Pretty sad that the guy they spent $126 million on can’t even get a mention in the improving offense note.
gotta love the werth hate comments
remember the time he gave up four home runs in a row…
Remember the time his name was Chase Wright?
He’s getting his “Yankee prospects that the Yanks had on a short leash and gave up on too quickly” confused. Clippard, Melancon, Kennedy…
i wouldn’t say they gave up on Kennedy too quickly. The man just recovered from an aneurism-removal surgery. Plus, he was involved in acquiring Granderson.
elscorcho the marlin
That guy is a thorn in the marlins side.
really can’t say the yanks screwed up….didn’t he start and you gotta remember the nats converted him to set-up man…..that was a lucky trade by the nats, and im a nats fan and say it was a good piece of luck
though give them credit for thinking to convert him and grooming him well in it
yup….they figured it out….that is an example of how one teams trash is anothers treasure
Yeah but the thing is, he was such a great looking pitching prospect as a starter, he struggled in 07 at age 22 @ AAA and they simply gave him away for a middling relief pitcher. Never a good trade. We could afford to trade guys like him and McAlister because we had so many guys that passed them on the depth chart but still….never a smart thing to do in theory. Good for him and others for figuring it out.
i would chalk it up to getting lucky on happy hour…just an opinion bro
abaladejo was lights out in the minors… last year as a yankee prospect he led all AAA in relief pitching stats. abaladejo could not translate his minor league success to the mlb.

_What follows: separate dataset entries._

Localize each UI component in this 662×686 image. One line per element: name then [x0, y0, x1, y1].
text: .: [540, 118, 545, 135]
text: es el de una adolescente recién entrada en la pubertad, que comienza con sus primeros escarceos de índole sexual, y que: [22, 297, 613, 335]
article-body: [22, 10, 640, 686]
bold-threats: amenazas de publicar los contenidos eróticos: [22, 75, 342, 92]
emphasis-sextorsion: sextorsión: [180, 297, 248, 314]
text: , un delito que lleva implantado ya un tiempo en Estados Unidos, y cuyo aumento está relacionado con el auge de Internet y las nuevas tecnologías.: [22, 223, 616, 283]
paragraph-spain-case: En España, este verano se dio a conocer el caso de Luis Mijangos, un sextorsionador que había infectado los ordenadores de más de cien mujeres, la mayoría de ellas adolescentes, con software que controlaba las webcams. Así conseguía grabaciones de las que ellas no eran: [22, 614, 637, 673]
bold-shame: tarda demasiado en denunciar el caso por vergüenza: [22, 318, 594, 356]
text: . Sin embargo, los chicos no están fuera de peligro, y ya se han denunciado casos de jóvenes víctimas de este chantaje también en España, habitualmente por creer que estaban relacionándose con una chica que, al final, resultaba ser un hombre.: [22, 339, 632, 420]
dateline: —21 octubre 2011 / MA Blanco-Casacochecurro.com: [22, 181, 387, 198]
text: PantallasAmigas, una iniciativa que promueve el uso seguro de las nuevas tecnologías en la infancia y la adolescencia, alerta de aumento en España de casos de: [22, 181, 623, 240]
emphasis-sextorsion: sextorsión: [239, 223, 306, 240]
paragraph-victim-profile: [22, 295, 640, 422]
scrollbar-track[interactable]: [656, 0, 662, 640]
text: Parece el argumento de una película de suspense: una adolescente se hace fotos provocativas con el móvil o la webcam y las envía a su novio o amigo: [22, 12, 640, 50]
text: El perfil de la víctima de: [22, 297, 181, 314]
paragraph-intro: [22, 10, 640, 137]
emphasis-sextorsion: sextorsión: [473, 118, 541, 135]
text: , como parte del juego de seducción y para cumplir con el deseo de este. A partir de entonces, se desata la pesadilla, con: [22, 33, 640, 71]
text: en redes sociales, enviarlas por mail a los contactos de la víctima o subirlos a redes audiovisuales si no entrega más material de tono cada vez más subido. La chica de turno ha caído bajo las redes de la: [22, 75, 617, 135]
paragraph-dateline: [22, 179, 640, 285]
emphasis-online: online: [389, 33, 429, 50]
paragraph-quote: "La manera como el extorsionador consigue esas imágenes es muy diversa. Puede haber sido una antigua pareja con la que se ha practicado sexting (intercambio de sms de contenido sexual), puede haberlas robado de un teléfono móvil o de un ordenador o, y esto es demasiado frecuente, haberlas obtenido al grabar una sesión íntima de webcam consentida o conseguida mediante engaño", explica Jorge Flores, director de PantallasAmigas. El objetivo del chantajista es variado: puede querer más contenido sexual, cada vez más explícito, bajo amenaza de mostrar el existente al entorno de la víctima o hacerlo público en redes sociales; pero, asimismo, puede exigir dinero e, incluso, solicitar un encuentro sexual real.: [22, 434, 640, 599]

Thus, in hindsight it is easy to say the yanks made a mistake with clippard.
Clippard is definitely an important piece in the young core the Nationals have right now
Clippard has made himself into a top quality set up man, the Nats will take care of him.
I think Clippard and J. Zimmermann are two guys the Nats should extend.
ERA, FIP, xFIP, BABIP
3.07, 3.18, 3.64, .284
1.83, 3.17, 3.20, .197
He had an unsustainably low BABIP that led to a low ERA in 2011. His 2010 is closer to what you can expect from him, he’s ok, but nothing spectacular and nothing to “lock down”. The Nats would be best to trade him to a GM who doesnt pay attention to stats like these and only cares about ERA.
other side of that is he really doesn’t even put that many balls into play, considering his well above average strikeout rate
His 2010 numbers actually are slightly inflated because of a few bad innings late in the season. He was sub-3.00 for the majority of 2010. Clippard has been their best reliever for two straight seasons. He is consistently called upon in clutch situations to close out tough innings and has been utilized as a multi-inning setup man. Stats like these never tell the whole story.